Educating Inmates: They Are Still Human Too
March 7, 2014
Planning and Evaluation
We live in a modern society that still hold traditional morals and beliefs. Prisoners are seen as inhumane animals who bring nothing but misery and cruelty to the world. An education is one of the most important things one may ever receive in their lives. One can no longer gain any type of employment without a high school education and even college hours, so why would society care to hold anyone back from getting an education? Prisoners are having a hard time receiving education in the prison system today. No one seems to care or support prisoners in the challenging process it takes to change their lives. County jails do not offer education programs, and in prison facilities there are many limitations and restrictions that make receiving the sub-par education that they offer a challenge to receive. An evaluation needs to take place to determine the crux of education limitations are in prison. There are many people who have been to prison or who have family and friends who have been to prison and have some sense of understanding as to the challenges inmates face. Who is standing up and being the voice for inmates who rarely are heard, and who is pushing the envelope against society and stressing the importance of education. Inmates who will be released one day must have a backup plan other than a life of crime, so their needs to be a system or program in place to reform inmates before their release.

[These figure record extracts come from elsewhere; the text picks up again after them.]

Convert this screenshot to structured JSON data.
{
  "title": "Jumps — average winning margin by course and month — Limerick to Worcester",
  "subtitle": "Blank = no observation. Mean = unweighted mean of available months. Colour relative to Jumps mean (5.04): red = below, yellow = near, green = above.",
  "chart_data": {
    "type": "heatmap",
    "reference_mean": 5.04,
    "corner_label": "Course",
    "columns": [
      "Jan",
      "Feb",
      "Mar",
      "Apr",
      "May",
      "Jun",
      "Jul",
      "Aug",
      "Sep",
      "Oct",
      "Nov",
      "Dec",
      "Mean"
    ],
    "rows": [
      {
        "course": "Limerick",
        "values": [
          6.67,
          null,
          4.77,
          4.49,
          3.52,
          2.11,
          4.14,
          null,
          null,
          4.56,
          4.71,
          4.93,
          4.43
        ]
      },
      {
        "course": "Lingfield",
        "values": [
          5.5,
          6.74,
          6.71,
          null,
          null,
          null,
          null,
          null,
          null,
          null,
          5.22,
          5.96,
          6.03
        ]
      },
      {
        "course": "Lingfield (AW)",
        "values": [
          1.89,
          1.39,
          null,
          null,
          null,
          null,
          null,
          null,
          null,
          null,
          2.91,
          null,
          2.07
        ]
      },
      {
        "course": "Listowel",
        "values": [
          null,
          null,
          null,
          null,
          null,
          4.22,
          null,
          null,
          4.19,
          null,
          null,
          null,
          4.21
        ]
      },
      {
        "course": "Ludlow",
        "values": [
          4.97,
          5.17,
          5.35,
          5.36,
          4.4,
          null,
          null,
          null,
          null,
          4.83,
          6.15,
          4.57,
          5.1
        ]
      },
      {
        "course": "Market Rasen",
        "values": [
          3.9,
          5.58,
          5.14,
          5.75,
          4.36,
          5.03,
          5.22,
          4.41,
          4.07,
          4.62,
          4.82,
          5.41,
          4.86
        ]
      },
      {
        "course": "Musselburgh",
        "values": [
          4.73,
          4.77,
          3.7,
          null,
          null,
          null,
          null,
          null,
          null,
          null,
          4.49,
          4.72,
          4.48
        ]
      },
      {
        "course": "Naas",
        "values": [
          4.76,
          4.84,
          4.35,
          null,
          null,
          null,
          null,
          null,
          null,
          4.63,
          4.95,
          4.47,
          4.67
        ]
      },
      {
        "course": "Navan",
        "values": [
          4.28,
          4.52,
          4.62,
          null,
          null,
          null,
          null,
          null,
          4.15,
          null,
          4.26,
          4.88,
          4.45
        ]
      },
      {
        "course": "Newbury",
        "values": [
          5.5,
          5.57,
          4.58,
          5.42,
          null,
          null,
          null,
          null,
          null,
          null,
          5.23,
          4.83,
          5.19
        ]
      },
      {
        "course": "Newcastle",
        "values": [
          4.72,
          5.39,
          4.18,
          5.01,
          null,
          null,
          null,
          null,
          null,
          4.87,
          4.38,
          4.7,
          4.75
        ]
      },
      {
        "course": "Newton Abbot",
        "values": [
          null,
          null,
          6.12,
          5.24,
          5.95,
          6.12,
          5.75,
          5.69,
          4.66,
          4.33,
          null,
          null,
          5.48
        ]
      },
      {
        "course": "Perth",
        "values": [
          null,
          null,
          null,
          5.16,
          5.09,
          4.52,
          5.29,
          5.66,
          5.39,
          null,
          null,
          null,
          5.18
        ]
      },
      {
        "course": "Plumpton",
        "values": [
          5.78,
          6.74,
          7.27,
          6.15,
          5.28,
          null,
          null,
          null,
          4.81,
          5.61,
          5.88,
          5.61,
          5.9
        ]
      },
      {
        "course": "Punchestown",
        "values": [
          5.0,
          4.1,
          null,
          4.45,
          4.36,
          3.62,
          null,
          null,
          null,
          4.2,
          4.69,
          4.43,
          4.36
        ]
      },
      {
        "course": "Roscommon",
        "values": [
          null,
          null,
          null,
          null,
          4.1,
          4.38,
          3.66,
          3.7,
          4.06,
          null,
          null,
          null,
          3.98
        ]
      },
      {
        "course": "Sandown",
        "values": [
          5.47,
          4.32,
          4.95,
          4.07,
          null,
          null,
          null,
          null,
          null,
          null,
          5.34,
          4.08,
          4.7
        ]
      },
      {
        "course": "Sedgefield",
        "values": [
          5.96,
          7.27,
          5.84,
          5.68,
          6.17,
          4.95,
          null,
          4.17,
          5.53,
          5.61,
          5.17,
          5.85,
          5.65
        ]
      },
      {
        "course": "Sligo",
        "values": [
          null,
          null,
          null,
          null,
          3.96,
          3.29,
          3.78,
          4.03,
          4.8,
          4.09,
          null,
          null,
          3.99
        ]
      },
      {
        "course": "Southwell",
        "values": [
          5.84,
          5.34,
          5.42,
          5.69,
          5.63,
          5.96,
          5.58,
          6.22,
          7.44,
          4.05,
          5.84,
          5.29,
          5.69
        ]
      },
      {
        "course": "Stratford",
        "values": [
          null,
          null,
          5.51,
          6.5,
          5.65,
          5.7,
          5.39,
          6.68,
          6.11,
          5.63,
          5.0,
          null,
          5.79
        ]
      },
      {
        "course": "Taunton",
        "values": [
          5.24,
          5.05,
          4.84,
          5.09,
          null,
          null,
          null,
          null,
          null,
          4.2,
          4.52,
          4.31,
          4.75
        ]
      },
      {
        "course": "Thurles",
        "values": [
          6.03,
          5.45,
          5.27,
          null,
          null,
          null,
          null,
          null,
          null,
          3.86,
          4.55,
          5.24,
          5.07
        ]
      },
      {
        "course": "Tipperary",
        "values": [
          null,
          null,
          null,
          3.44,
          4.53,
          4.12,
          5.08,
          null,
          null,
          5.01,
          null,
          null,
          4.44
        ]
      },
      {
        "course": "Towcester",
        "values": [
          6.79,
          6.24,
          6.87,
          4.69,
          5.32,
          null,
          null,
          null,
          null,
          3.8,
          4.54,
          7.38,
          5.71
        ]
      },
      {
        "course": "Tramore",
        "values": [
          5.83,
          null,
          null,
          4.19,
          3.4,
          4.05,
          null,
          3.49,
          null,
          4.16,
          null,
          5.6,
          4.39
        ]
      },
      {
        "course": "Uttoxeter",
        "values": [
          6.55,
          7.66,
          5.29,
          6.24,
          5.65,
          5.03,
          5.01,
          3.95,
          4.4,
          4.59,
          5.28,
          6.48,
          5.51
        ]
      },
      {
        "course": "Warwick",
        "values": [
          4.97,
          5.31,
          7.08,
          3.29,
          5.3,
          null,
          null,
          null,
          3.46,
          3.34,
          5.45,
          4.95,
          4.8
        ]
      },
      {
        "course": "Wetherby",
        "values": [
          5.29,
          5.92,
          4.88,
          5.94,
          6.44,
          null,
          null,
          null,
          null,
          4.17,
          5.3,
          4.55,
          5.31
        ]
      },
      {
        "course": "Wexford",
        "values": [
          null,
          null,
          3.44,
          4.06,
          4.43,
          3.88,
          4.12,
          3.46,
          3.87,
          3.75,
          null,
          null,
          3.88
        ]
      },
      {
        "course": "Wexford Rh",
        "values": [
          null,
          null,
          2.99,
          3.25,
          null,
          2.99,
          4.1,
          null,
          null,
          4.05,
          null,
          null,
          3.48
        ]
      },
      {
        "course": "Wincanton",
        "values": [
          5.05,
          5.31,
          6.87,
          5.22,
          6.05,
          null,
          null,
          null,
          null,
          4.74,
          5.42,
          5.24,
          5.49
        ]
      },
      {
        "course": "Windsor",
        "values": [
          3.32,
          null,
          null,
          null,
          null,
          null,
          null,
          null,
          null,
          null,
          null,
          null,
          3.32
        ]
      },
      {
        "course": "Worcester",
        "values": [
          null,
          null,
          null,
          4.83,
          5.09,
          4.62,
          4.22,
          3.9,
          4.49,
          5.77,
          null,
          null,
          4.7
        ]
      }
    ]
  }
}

In researching about education everything found seems to enhance the knowledge on education in prison. It has become astoundingly clear that society does not promote a positive change for people who are incarcerated. Society has an outdated view of people incarcerated and do not seem interested in changing it. No one plans life with the idea in mind that prison will be a part of it. With family and friends who have been incarcerated, I will be the first one to say that not all imprisoned people are innocent, but mistakes do happen. Society feels that bringing education into the correctional system is a waste of time and effort. Many students feel that inmates should not be offered for free what they have to pay for, but what most people do not realize is that not only do the inmates pay for education just like most, but they are also receiving a below average education. Although education has been in the prison system for over a century, society deters from education socially, politically, and economically (Palmer, 2012). In the long run however, it creates more setbacks for an inmate upon release seeing as though many jobs require post-secondary education. The decision to evaluate education in the prison system is to get a better understanding as to why there is not a nationwide push on inmates bettering themselves and staff support to follow as well. There are several barriers that prevent inmates from successfully completing programs while incarcerated. Some factors are due to environmental circumstances and other factors are due to personal circumstances. Conflicts between officers and inmates as well as transfers can lead to inmate’s incompletion of their education program. Also inmates who are released have no after plan set up between them, the prison system, and other sources to assist with the completion of an education started while incarcerated. There is no assistance for released inmates that encourages them to continue pursuing education. Psychological disorders and the stress of school itself may lead to an inmate dropping out or incompletion of the program. When inmates become depressed or discouraged they give up and education falls to the bottom of their list of priorities. Mental disorders that inmates receive medication for, may affect their ability to learn and the stress of how to cope and manage may cause an inmate to quit...
References: Lahm, K. F. (2009). Educational Participation and Inmate Misconduct. Journal Of Offender Rehabilitation, 48(1), 37.
Lockard, J., & Rankins-Robertson, S. (2011). The Right to Education, Prison-University Partnerships, and Online Writing Pedagogy in the US. Critical Survey, 23(3), 23-39.
Palmer, S. M. (2012). Postsecondary Correctional Education. Adult Learning, 23(4), 163-169.
Rafay, A. (2012). An "Impossible Profession"? The Radical University in Prison. Radical Teacher, (95), 10-21.
Sedgley, N. H., Scott, C. E., Williams, N. A., & Derrick, F. W. (2010). Prison 's Dilemma: Do Education and Jobs Programmes Affect Recidivism?. Economica, 77(307), 497-517.